Evolution of Obedience

  Think 81 years ago, on the island of Bathurst off the coast of Australia Indigenous Australians hunting and gathering, daily struggling to survive.  As a child you a born into poverty, famine, and danger, dealing with animals and an environment that could take your life.  In your first few years, all you know is your family, your mother, who birthed you, your father who protects you, and your elders who support you, who else would know better how to survive.  Underneath these selection pressures, children who would not obey, would die, so obedience as a trait survived. 

            Other hostile environments in different areas instill obedience to a degree of loyalty, trust and brotherhood.  In war torn areas children are recruited from young to join rebel militia.  They pillage through villages stealing people’s children, killing children who seize to obey.  Obedience is pounded into their mind from young, and if that trait does not sustain, eventually the child will be killed.

            Even as adults in a modern society obedience to authority prospers.  When you disobey the law, you go to jail, loose connections with the world, and are unable to procreate with the opposite sex.  Adults, who don’t obey the “rules” loose their job, loose their house and suffer fines and penalties, which are unpleasant. 

 

Future Questions?

If the government becomes lenient with there laws will that create more disobedient children?

Does being disobedient or rebellious make you more attractable?

 

Citations

Dahlman, Christian. "The Difference between Obedience Assumed and Obedience Accepted." Ratio Juris22.2 (2009): 187-196. Advanced Placement Source.
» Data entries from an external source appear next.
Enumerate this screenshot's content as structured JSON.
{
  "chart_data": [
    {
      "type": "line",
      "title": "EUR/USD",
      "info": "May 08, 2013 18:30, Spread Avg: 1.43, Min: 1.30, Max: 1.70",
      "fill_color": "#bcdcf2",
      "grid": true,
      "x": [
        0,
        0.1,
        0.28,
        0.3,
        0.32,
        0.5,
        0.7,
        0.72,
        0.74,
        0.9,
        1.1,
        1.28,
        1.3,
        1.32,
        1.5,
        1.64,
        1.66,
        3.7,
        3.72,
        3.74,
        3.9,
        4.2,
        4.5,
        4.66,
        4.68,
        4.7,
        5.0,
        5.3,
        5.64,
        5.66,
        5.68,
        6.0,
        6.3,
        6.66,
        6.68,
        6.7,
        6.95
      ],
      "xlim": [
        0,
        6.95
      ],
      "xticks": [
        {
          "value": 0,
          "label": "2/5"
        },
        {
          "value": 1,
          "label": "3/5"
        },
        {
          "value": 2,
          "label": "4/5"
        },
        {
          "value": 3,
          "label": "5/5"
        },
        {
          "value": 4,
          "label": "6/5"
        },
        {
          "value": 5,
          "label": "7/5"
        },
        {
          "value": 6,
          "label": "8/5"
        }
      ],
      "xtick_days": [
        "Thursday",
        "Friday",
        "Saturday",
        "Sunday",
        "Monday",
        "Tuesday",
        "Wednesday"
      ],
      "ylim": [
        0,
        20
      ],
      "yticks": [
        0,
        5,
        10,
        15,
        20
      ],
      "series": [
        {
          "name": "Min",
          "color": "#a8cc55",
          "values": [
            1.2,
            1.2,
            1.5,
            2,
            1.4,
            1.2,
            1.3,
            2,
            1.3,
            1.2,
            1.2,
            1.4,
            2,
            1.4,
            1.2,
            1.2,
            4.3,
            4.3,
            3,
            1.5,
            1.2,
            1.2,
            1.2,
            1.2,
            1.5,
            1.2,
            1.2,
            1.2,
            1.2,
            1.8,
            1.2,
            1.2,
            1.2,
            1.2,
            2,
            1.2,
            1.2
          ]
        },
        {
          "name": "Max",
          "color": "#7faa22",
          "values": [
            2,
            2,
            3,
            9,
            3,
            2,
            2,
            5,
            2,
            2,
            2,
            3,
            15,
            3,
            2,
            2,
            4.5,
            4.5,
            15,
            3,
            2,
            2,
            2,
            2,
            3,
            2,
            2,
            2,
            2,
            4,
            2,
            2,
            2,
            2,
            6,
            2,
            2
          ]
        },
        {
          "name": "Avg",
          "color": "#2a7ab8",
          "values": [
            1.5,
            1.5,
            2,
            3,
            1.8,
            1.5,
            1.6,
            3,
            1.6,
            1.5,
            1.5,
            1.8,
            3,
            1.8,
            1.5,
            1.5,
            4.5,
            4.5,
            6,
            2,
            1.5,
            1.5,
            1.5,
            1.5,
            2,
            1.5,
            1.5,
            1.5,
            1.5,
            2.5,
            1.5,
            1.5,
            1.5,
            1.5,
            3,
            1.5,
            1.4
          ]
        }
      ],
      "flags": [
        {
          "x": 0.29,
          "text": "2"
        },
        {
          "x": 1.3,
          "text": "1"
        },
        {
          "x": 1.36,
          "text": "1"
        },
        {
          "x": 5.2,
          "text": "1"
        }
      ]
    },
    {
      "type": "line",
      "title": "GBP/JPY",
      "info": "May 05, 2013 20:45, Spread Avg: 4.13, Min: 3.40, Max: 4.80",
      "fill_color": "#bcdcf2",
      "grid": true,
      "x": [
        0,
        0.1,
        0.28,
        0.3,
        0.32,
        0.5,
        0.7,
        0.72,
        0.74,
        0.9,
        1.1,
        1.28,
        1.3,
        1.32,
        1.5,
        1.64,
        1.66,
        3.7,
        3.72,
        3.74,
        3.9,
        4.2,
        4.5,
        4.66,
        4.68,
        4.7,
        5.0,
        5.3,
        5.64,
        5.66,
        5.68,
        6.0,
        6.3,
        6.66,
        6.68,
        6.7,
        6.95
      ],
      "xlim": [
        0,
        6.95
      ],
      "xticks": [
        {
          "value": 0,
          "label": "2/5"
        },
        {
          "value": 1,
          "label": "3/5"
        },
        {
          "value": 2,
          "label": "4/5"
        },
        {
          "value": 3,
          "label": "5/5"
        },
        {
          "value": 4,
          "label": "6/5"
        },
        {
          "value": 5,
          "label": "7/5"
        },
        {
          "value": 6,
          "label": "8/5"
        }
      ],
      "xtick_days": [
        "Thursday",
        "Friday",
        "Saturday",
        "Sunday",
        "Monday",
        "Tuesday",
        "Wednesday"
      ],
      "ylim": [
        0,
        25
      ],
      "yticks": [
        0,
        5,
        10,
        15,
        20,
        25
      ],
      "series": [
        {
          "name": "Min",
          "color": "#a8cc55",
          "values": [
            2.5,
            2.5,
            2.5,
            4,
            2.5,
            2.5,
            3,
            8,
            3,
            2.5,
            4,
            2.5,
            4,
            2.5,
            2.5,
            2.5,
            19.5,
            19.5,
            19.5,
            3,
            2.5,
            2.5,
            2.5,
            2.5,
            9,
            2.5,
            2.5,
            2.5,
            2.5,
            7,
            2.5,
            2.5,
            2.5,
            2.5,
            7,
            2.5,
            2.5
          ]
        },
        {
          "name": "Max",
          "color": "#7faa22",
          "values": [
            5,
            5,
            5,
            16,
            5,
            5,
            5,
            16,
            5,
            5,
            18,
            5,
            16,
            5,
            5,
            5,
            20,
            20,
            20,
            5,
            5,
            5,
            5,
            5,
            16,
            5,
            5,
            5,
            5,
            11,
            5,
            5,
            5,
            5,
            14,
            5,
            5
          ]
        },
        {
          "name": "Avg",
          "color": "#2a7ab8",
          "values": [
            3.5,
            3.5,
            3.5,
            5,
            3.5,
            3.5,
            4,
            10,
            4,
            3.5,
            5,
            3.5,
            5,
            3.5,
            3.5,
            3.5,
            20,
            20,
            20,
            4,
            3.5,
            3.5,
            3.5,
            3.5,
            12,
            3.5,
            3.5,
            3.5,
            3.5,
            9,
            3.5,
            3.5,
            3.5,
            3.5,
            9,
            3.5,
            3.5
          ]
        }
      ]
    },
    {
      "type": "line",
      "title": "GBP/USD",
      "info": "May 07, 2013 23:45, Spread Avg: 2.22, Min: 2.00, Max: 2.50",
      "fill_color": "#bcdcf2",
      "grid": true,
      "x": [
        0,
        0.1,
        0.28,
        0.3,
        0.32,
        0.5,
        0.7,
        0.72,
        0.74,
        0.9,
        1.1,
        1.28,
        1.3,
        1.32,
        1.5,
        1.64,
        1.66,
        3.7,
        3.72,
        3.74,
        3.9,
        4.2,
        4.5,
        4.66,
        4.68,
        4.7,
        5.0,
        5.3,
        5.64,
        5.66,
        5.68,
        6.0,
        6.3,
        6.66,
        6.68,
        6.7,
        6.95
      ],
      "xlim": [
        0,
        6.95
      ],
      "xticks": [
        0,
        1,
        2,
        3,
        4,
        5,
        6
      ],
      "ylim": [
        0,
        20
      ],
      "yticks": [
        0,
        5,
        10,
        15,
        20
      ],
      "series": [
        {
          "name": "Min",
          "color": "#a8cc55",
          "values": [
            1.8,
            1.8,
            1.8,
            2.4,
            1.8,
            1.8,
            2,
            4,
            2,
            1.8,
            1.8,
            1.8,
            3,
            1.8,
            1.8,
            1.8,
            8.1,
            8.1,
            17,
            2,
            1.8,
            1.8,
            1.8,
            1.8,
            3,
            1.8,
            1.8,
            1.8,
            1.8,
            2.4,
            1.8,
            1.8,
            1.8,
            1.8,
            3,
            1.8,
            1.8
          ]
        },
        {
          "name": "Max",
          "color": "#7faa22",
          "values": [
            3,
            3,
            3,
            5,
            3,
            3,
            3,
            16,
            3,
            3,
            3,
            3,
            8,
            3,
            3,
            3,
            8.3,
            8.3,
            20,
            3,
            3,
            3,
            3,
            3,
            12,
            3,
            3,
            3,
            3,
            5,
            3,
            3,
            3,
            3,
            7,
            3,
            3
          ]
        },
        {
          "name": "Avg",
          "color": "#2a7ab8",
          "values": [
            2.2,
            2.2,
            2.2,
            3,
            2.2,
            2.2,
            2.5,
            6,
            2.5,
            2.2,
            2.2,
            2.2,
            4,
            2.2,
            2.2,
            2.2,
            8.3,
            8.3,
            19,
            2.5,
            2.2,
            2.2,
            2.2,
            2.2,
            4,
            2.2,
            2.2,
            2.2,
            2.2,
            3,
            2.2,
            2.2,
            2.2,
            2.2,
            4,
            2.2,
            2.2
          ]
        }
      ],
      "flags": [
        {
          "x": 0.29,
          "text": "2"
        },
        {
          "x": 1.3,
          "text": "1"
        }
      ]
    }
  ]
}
EBSCO. Web. 12 Nov. 2010.

 

Passini, Stefano, and Davide Morselli. "The obedience–disobedience dynamic and the role of responsibility." Journal of Community & Applied Social Psychology 20.1 (2010): 1-14. Advanced Placement Source. EBSCO. Web. 12 Nov. 2010.

 

Walcott, Damon Muir, Pat Cerundolo, and James C. Beck. "Current analysis of the Tarasoff duty: an evolution towards the limitation of the duty to protect." Behavioral Sciences & the Law 19.3 (2001): 325-343. Advanced Placement Source. EBSCO. Web. 12 Nov. 2010.